PARP inhibitors have shown dramatic clinical benefit in patients with BRCA gene mutations (gBRCAmut), who have ovarian cancer. TESARO’s development strategy is anchored in a belief that a substantial number of patients beyond gBRCAmut can benefit from Zejula. In newly diagnosed ovarian cancer, 85% of patients do not have gBRCA mutations. Other types of DNA repair defects are commonly found in ovarian cancers with 50% of patients having tumours considered to have these defects, called HRD+ tumours. The PRIMA Phase 3 trial is assessing Zejula as monotherapy in patients with newly diagnosed ovarian cancer. A successful trial readout has the potential to increase the number of eligible patients by two to three-fold if Zejula is found to be effective in women with HRD+ tumours. Results from this trial are expected in H2 2019.

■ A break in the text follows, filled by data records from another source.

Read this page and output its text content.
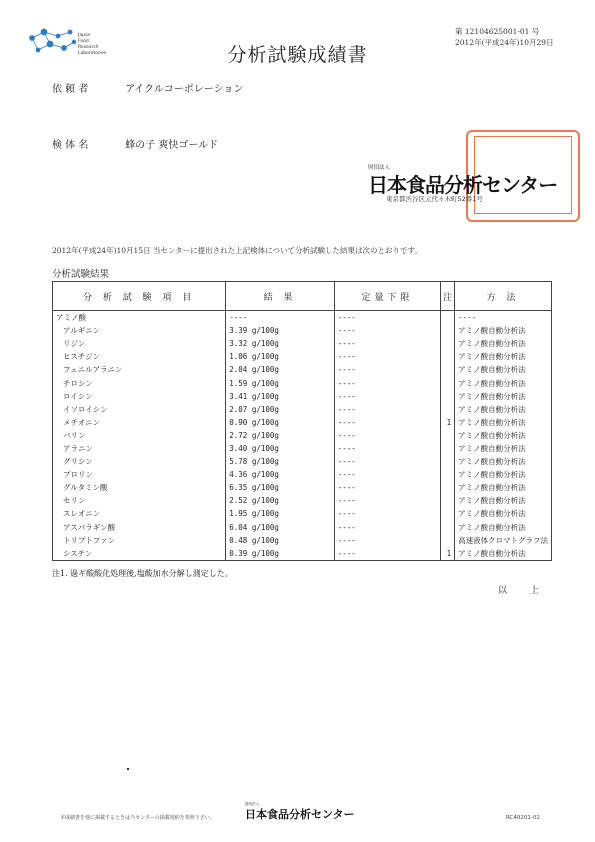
Japan
Food
Research
Laboratories	分析試験成績書
第 12104625001-01 号
2012年(平成24年)10月29日
依 頼 者	アイクルコーポレーション
検 体 名	蜂の子 爽快ゴールド
財団法人
日本食品分析センター
東京都渋谷区元代々木町52番1号
2012年(平成24年)10月15日 当センターに提出された上記検体について分析試験した結果は次のとおりです。
分析試験結果
分 析 試 験 項 目	結 果	定量下限	注	方 法
アミノ酸	----	----		----
アルギニン	3.39 g/100g	----		アミノ酸自動分析法
リジン	3.32 g/100g	----		アミノ酸自動分析法
ヒスチジン	1.06 g/100g	----		アミノ酸自動分析法
フェニルアラニン	2.04 g/100g	----		アミノ酸自動分析法
チロシン	1.59 g/100g	----		アミノ酸自動分析法
ロイシン	3.41 g/100g	----		アミノ酸自動分析法
イソロイシン	2.07 g/100g	----		アミノ酸自動分析法
メチオニン	0.90 g/100g	----	1	アミノ酸自動分析法
バリン	2.72 g/100g	----		アミノ酸自動分析法
アラニン	3.40 g/100g	----		アミノ酸自動分析法
グリシン	5.78 g/100g	----		アミノ酸自動分析法
プロリン	4.36 g/100g	----		アミノ酸自動分析法
グルタミン酸	6.35 g/100g	----		アミノ酸自動分析法
セリン	2.52 g/100g	----		アミノ酸自動分析法
スレオニン	1.95 g/100g	----		アミノ酸自動分析法
アスパラギン酸	6.04 g/100g	----		アミノ酸自動分析法
トリプトファン	0.48 g/100g	----		高速液体クロマトグラフ法
シスチン	0.39 g/100g	----	1	アミノ酸自動分析法
注1. 過ギ酸酸化処理後,塩酸加水分解し測定した。
以 上
本成績書を他に掲載するときは当センターの掲載規約を参照下さい。
財団法人
日本食品分析センター	RC40201-02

The importance of synthetic lethality and increased focus on functional genomics are part of our new R&D approach. PARP inhibitors are the first synthetic lethal targeted therapies to be approved for patients with cancer. This would be a fantastic opportunity to use our strategy to further develop Zejula to help as many patients as possible.
In addition to Zejula, TESARO has several oncology assets in its pipeline including antibodies directed against PD-1, TIM-3 and LAG-3 targets. We are also excited by these potential medicines as they would significantly strengthen our own immuno-oncology pipeline.
As well as great science, coming together with TESARO means we would have a new Boston-based oncology group with outstanding people to further strengthen our efforts and potentially attract even more outstanding talent to GSK.
Over the coming weeks and months, we will be focused on how our organizations can be most effective together with TESARO, but for that to occur it will be paramount that we take the time to really understand each other and identify how best to help patients. Until the acquisition is complete and we have done this work, it is ‘business as usual’ and there should be no interaction with TESARO Associates unless requested by a member of the Steering Committee.
To this effect, we are setting up a Steering Committee, which Hal will co-chair with Mary Lynne Hedley (COO of TESARO) and Luke will also be a member. It will bring together senior leaders from both teams, and we look forward to updating the organization on its progress.